Fortunately we have a local ISP that was happy to actually provide 100+Mb bandwidth consistently and without my bill climbing up every single month with new taxes, fees, and charges. We now pay $80 a month for 160Mb down, 20-30 up
People in the UK have no idea how crappy and predatory US cable companies are
I'm a little further west of Boston than you. I've been WFH for 7 years in a tech job, paying for 600down, 15up and generally get or beat that, but pay north of $100 for it (no TV, no phone bundle). I don't use their equipment, though - bought my own Modem, connected it to a full Ubiquiti setup.
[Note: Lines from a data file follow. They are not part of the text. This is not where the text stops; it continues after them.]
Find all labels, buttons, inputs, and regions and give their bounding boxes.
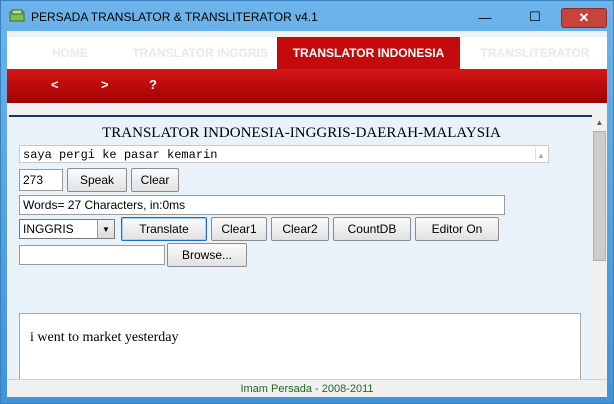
language-selected: INGGRIS [23,222,74,236]
app-window: PERSADA TRANSLATOR & TRANSLITERATOR v4.1… [0,0,614,404]
editor-on-button[interactable]: Editor On [415,217,499,241]
tab-bar: HOME TRANSLATOR INGGRIS TRANSLATOR INDON… [7,37,607,69]
vertical-scrollbar[interactable]: ▲ [592,115,607,379]
clear1-button[interactable]: Clear1 [211,217,267,241]
countdb-button[interactable]: CountDB [333,217,411,241]
language-select[interactable]: INGGRIS ▼ [19,219,115,239]
tab-translator-inggris[interactable]: TRANSLATOR INGGRIS [125,37,275,69]
speak-button[interactable]: Speak [67,168,127,192]
help-button[interactable]: ? [149,77,157,92]
source-text-input[interactable]: saya pergi ke pasar kemarin ▲ [19,145,549,163]
translate-button[interactable]: Translate [121,217,207,241]
page-title: TRANSLATOR INDONESIA-INGGRIS-DAERAH-MALA… [102,125,501,141]
info-field: Words= 27 Characters, in:0ms [19,195,505,215]
tab-translator-indonesia[interactable]: TRANSLATOR INDONESIA [277,37,460,69]
app-icon [9,9,25,22]
client-area: HOME TRANSLATOR INGGRIS TRANSLATOR INDON… [7,31,607,397]
browse-button[interactable]: Browse... [167,243,247,267]
scroll-up-icon[interactable]: ▲ [592,115,607,130]
clear2-button[interactable]: Clear2 [271,217,329,241]
window-title: PERSADA TRANSLATOR & TRANSLITERATOR v4.1 [31,10,318,24]
tab-transliterator[interactable]: TRANSLITERATOR [465,37,605,69]
scroll-thumb[interactable] [593,131,606,261]
nav-bar: < > ? [7,69,607,103]
translator-panel: TRANSLATOR INDONESIA-INGGRIS-DAERAH-MALA… [9,115,594,397]
number-field[interactable]: 273 [19,169,63,191]
chevron-down-icon[interactable]: ▼ [97,220,114,238]
close-button[interactable]: ✕ [561,8,607,28]
output-text: i went to market yesterday [30,330,179,345]
input-scroll-icon[interactable]: ▲ [535,148,546,161]
forward-button[interactable]: > [101,77,109,92]
back-button[interactable]: < [51,77,59,92]
status-bar: Imam Persada - 2008-2011 [7,379,607,397]
maximize-button[interactable]: ☐ [521,9,549,25]
source-text-value: saya pergi ke pasar kemarin [23,148,218,162]
file-path-input[interactable] [19,245,165,265]
tab-home[interactable]: HOME [15,37,125,69]
minimize-button[interactable]: — [471,9,499,25]
title-bar[interactable]: PERSADA TRANSLATOR & TRANSLITERATOR v4.1… [1,1,613,31]
clear-button[interactable]: Clear [131,168,179,192]
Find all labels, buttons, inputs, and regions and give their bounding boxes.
Generally speaking, I find their plumbing reliable and stable. My issues with them are down to their service when I do need them (it's useless), and their total monopoly on internet connectivity out here. Friends living closer to Boston have much fasted, asynchronous speed Fios connections for half what I pay. That frustrates me.
Believe it or not, local and state politicians are responsible in large part for lack of competition in most areas of the country. They give companies exclusive access rights agreements for X years which is a de facto monopoly. The cities often get a kickback from the companies in exchange for that exclusivity. Then when it comes time to renew, guess who gets money from these same companies for their re-election bids and higher office aspirations?
If I were to switch to Verizon FIOS, I *think* I would get 200 down and a more symmetric up/down ratio, for the same price, on fiber which is already present at my house (along with the ONT with a RJ45 data jack).
When Verizon told me they would either replace my copper phone line with fiber or disconnect me, I had them install the fiber, then dropped them and switched to OOMA for my "wired" phone.
I have the capability of (and have considered) switching back and forth between the two suppliers, or just signing up for a FIOS 30 day trial. This, and the "deferred enforcement" of Comcast's money-grabbing bandwidth limits, are the only apparent benefits of "competition" in my market.
Comcast are called Sky in the UK. They offer around 50 down 15 up for £27 per month. Not the absolute cheapest, but pretty comparable to other providers. I pay £25 per month to PlusNet (BT).
My 4G comes from O2, I get 55 down / 20 up, 100GB per month, for £20. Most people will get slower speeds, some a lot slower.
back in late July, I had the most important online meeting of my life, it took me 10 years to have the opportunity to pitch a product line to the senior toy buyer at Walmart. 6 people attended. My product was chosen out of 1000 submissions, I made it to the top 100. I had a 20 minute limit. for months, days leading up to this moment, everything was in place, I use the same work station daily... then it all ended badly, suddenly a storm occurred in my neighborhood 2 minutes before the start of the meeting, heavy rain, thunder and lightning. my connection was dropping and reconnecting as soon as the meeting started, it dropped 5 times!!! during the drops while I was talking I could hear them say, "can anyone hear what he is saying, I cant, I cant hear him."
I had my connection tested 3 times before the meeting...needless to say I did not get lucky, I never got all the points across that they needed to hear, and they don't have time to provide a second chance. sorry but, comcast cable sucks.
This story reminds me of another one that is sorta related in the software world. Here in the U.S., we used to have a publication called Computer Shopper. It was this 2 inch thick magazine, free, that was full of ads for computer stuff. Now, the publishers of WordPerfect (anyone remember that one?) took out a full page advert for their just released WordPerfect 6. On the facing page, was one of the few articles in the magazine. The headline read in 32pt font "Bugs Haunt WordPerfect 6." Now maybe it's just me, but after seeing that, I always thought someone at Computer Shopper had it in for WordPerfect.